Nesse sentido, há triste proximidade entre os atuais governos do Brasil, de Israel e da Índia. Todos os três imiscuem-se da política interna de outros países e praticam apartheid social dos mais violentos e odiosos do mundo.

Uma vez banalizado, o mal retorna, como vemos nos três países.

Se fizermos uma comparação com nosso vizinho ao sul, a Argentina, veremos a importância da responsabilização: no Brasil, nenhum militar foi condenado pelo sequestro, tortura e morte de opositores durante a ditadura. Na Argentina, 43 deles foram condenados à prisão perpétua. Lá, não mais ameaçam a democracia. Aqui, o fazem diuturnamente. Só em pensões e salários, subtraíram do orçamento federal, em 2020, mais de 41 bilhões…

Quanto à relação custo-benéfico, julguem os leitores e as leitoras.

Pobre deste País, em que a história se repete como farsa e tragédia.

À largada de Lula, muitos pontos à frente nas pesquisas de opinião para a eleição presidencial, o golpista-mor, Michel Temer, cuja traição à pátria a história não apagará e que “assessora” o genocida, já começa a lançar o factoide do semipresidencialismo. Segue, dessa maneira, os moldes do que a direita, incluída a armada – os militares, fizeram em 1961, para impedir que João Goulart fizesse as reformas de base de que este país tanto carece, a agrária, em primeiro lugar.

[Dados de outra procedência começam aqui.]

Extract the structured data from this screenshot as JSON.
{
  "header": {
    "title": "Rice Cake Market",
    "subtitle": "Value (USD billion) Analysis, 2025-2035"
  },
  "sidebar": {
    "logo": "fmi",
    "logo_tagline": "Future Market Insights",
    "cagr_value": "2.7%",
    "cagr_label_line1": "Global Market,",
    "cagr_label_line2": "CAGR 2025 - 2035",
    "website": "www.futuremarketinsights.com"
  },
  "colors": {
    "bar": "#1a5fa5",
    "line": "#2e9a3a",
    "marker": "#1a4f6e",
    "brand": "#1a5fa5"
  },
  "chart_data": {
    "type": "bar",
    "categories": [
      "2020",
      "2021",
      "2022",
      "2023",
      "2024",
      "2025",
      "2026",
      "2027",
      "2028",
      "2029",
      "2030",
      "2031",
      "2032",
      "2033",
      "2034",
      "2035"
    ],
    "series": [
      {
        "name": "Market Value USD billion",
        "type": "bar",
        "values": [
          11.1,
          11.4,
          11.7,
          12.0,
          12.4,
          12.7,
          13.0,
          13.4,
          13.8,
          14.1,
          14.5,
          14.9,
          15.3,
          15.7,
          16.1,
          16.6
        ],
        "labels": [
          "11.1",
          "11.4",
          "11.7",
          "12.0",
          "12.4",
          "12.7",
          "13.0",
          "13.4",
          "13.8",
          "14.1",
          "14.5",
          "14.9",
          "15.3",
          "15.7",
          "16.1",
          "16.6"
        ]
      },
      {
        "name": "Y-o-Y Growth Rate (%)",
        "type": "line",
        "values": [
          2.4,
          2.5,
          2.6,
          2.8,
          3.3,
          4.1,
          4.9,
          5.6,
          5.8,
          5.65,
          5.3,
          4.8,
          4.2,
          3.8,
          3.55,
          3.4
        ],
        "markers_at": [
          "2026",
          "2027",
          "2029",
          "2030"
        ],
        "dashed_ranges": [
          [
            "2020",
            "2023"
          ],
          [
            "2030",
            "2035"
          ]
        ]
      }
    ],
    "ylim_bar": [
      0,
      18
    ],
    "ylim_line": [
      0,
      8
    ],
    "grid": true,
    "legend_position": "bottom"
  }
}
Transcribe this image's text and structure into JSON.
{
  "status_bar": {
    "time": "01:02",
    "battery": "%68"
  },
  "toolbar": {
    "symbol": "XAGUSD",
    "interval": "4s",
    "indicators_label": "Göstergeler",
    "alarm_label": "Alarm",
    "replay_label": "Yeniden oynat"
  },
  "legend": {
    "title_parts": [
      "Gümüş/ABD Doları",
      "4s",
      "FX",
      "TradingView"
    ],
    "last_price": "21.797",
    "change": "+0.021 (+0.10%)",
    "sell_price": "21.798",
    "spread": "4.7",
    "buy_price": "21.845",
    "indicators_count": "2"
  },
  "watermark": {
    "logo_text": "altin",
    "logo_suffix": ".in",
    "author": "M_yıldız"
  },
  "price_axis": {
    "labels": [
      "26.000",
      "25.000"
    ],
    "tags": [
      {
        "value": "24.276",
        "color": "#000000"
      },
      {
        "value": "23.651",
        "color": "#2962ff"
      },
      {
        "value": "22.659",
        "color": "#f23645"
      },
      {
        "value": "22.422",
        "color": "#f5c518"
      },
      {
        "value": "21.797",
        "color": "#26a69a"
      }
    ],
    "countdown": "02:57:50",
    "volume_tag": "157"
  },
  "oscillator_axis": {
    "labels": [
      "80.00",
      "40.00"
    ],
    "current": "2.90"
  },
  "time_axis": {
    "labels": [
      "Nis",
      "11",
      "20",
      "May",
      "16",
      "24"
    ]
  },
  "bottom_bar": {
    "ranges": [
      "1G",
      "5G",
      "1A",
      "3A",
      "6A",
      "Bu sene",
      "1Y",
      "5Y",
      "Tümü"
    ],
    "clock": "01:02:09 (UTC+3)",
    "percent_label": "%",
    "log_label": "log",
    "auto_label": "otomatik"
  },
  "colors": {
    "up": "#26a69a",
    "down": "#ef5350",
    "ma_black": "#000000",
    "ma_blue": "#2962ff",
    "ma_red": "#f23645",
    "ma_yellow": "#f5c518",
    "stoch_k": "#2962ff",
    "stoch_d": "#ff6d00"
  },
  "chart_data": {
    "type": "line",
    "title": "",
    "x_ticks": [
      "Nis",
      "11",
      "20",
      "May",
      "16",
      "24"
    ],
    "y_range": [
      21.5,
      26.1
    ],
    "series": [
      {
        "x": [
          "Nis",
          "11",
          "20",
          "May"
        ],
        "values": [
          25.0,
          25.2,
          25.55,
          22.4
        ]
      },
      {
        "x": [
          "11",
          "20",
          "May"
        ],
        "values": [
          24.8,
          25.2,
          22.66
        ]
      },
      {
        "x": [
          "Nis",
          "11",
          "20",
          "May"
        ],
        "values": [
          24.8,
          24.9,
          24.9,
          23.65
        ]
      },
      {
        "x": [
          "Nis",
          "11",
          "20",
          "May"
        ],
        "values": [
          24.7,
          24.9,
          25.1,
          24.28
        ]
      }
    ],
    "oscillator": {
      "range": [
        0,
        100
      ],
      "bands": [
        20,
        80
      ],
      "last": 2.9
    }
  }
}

Como diria Hanna Arendt no clássico “Eichmann em Jerusalém”, não banalizemos o mal, antes, denunciemos, em qualquer latitude ou longitude em que se manifeste.

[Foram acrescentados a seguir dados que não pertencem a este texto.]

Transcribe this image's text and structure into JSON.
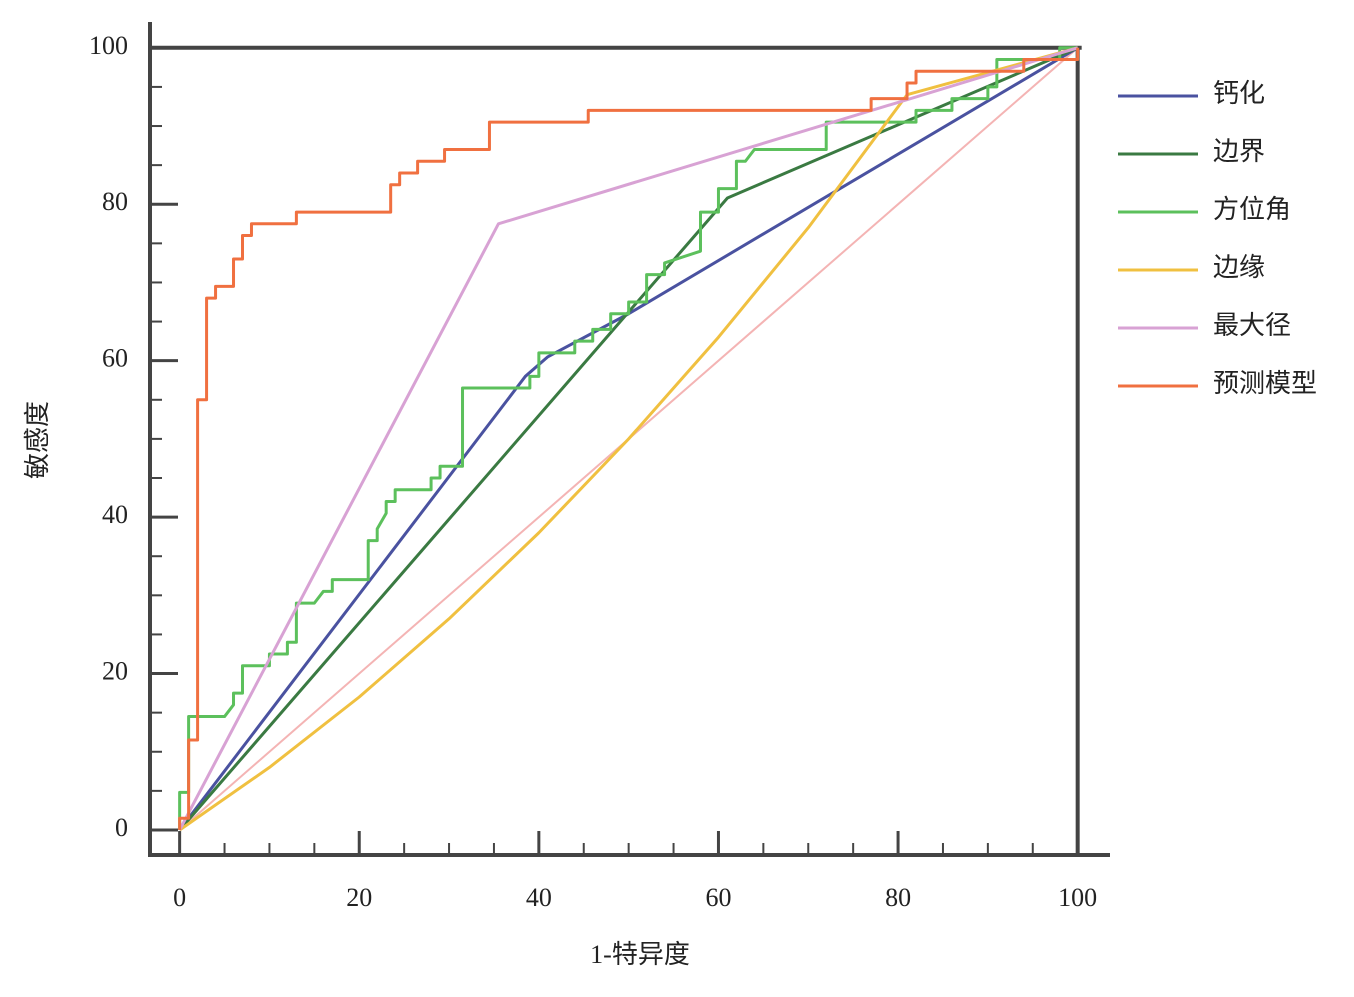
{
  "chart_data": {
    "type": "line",
    "xlabel": "1-特异度",
    "ylabel": "敏感度",
    "xlim": [
      -3.3,
      103.6
    ],
    "ylim": [
      -3.2,
      103.3
    ],
    "xticks": [
      0,
      20,
      40,
      60,
      80,
      100
    ],
    "yticks": [
      0,
      20,
      40,
      60,
      80,
      100
    ],
    "xminorticks": [
      5,
      10,
      15,
      25,
      30,
      35,
      45,
      50,
      55,
      65,
      70,
      75,
      85,
      90,
      95
    ],
    "yminorticks": [
      5,
      10,
      15,
      25,
      30,
      35,
      45,
      50,
      55,
      65,
      70,
      75,
      85,
      90,
      95
    ],
    "legend": "right",
    "reference_line": {
      "color": "#f4b4b4",
      "x": [
        0,
        100
      ],
      "values": [
        0,
        100
      ]
    },
    "series": [
      {
        "name": "钙化",
        "color": "#4a52a0",
        "x": [
          0,
          38.5,
          41,
          50,
          100
        ],
        "values": [
          0,
          58,
          60.5,
          66,
          100
        ]
      },
      {
        "name": "边界",
        "color": "#3a7a42",
        "x": [
          0,
          61,
          100
        ],
        "values": [
          0,
          80.8,
          100
        ]
      },
      {
        "name": "方位角",
        "color": "#5cc05c",
        "x": [
          0,
          0,
          1,
          1,
          1,
          5,
          6,
          6,
          7,
          7,
          10,
          10,
          12,
          12,
          13,
          13,
          15,
          16,
          17,
          17,
          21,
          21,
          22,
          22,
          23,
          23,
          24,
          24,
          28,
          28,
          29,
          29,
          31.5,
          31.5,
          39,
          39,
          40,
          40,
          44,
          44,
          46,
          46,
          48,
          48,
          50,
          50,
          52,
          52,
          54,
          54,
          58,
          58,
          60,
          60,
          62,
          62,
          63,
          64,
          72,
          72,
          82,
          82,
          86,
          86,
          90,
          90,
          91,
          91,
          98,
          98,
          100
        ],
        "values": [
          0,
          4.8,
          4.8,
          11.5,
          14.5,
          14.5,
          16,
          17.5,
          17.5,
          21,
          21,
          22.5,
          22.5,
          24,
          24,
          29,
          29,
          30.5,
          30.5,
          32,
          32,
          37,
          37,
          38.5,
          40.5,
          42,
          42,
          43.5,
          43.5,
          45,
          45,
          46.5,
          46.5,
          56.5,
          56.5,
          58,
          58,
          61,
          61,
          62.5,
          62.5,
          64,
          64,
          66,
          66,
          67.5,
          67.5,
          71,
          71,
          72.5,
          74,
          79,
          79,
          82,
          82,
          85.5,
          85.5,
          87,
          87,
          90.5,
          90.5,
          92,
          92,
          93.5,
          93.5,
          95,
          95,
          98.5,
          98.5,
          100,
          100
        ]
      },
      {
        "name": "边缘",
        "color": "#f0c040",
        "x": [
          0,
          10,
          20,
          30,
          40,
          50,
          60,
          70,
          81,
          100
        ],
        "values": [
          0,
          8,
          17,
          27,
          38,
          50,
          63,
          77,
          94,
          100
        ]
      },
      {
        "name": "最大径",
        "color": "#d8a2d4",
        "x": [
          0,
          35.5,
          100
        ],
        "values": [
          0,
          77.5,
          100
        ]
      },
      {
        "name": "预测模型",
        "color": "#f07040",
        "x": [
          0,
          0,
          1,
          1,
          2,
          2,
          3,
          3,
          4,
          4,
          6,
          6,
          7,
          7,
          8,
          8,
          13,
          13,
          23.5,
          23.5,
          24.5,
          24.5,
          26.5,
          26.5,
          29.5,
          29.5,
          34.5,
          34.5,
          45.5,
          45.5,
          77,
          77,
          81,
          81,
          82,
          82,
          94,
          94,
          100,
          100
        ],
        "values": [
          0,
          1.5,
          1.5,
          11.5,
          11.5,
          55,
          55,
          68,
          68,
          69.5,
          69.5,
          73,
          73,
          76,
          76,
          77.5,
          77.5,
          79,
          79,
          82.5,
          82.5,
          84,
          84,
          85.5,
          85.5,
          87,
          87,
          90.5,
          90.5,
          92,
          92,
          93.5,
          93.5,
          95.5,
          95.5,
          97,
          97,
          98.5,
          98.5,
          100
        ]
      }
    ]
  }
}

Por simplório, recorro a exemplo bem local e corriqueiro: a saída 24 do Rodoanel traz em uma única placa os nomes de três genocidas: Anhanguera (“diabo velho” em tupi-guarani dispensa qualquer outra explicação), Castelo Branco (golpista e responsável por sequestros, torturas e assassinatos após o golpe de 1964) e Raposo Tavares, que escravizou milhares de indígenas das Missões, no Paraná e no Rio Grande do Sul, ao longo do século XVII.

Para que a raiz maléfica não mais rebrote, apontemos o mal e exijamos reparação, só então o perdão será possível e cabível.